Friendship Evangelism

Here are some quotes from a recent newsletter article by David Brickner. Read the entire article here.

“Some people speak about “earning the right” to witness. While it seems like a humble thing to say, many people fail to see how that statement contradicts Scripture. The Bible teaches that proclaiming the gospel is an obligation to be fulfilled, not a right to be earned.”

“We hear much about relational or “friendship” evangelism, but the Bible says, “Do you not know that friendship with the world is enmity with God? Whoever therefore makes himself a friend of the world makes himself an enemy of God (James 4:4).”

“Most who never quite get around to giving a clear-cut gospel message don’t even realize they are sacrificing their gospel witness on the altar of human acceptance.”

“It is easy to allow ourselves to believe that our silence is out of respect for those who might disagree with us. It is easy to see our motivation as noble, especially when we see our ultimate intention as positioning ourselves to be a better witness. But unfortunately, too often those intentions come to nothing, and we need to face the truth that sometimes our tact and our long-term intentions are merely masks that cover our natural fear of rejection and our reluctance to position ourselves where God really wants us: in a place of vulnerability.”

-quotes by David Brickner.


4 thoughts on “Friendship Evangelism

  1. My SS teacher re-emphasized this very morning how much he prefers Life-Style Evangelism over other forms of evangelism.

    I have said it so many times in my SS class that most just roll their eyes when I speak out against this.

    Me: Long sigh……

    I think this “form” of evangelism makes people feel better about not going out and intentionally witnessing the gospel.

    IMO of course.

  2. hi wayne! They “prefer” life-style and friendship evangelism. Yes this false method of evangelism is inoculation against God’s method of using *words* in one way/ form or another.

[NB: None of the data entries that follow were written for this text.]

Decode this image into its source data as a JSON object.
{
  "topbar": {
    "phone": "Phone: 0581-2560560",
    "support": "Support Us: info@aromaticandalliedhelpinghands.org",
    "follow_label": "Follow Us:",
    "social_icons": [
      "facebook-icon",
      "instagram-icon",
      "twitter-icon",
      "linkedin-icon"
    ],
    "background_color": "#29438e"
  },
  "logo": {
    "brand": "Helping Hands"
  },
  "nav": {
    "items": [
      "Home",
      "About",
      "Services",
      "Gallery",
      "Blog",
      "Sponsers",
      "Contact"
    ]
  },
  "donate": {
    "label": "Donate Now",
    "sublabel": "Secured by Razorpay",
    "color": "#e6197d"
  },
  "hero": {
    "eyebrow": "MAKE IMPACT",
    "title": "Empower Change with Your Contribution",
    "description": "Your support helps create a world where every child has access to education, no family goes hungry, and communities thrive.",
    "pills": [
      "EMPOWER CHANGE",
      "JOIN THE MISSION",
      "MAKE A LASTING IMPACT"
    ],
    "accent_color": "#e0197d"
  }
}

    Also, biblical evangelism also does not work nicely with Church marketing. Inviting someone to “come to Church” may fit in with friendship evangelism. But going out and bringing the gospel (using words) to bring the good news to them, may not necessarily (and often does not) mean bringing them into someone’s Church. So this method is less supported, if not actually discouraged, by people more interested in building their institutional Church, than actually connecting people to Jesus Christ.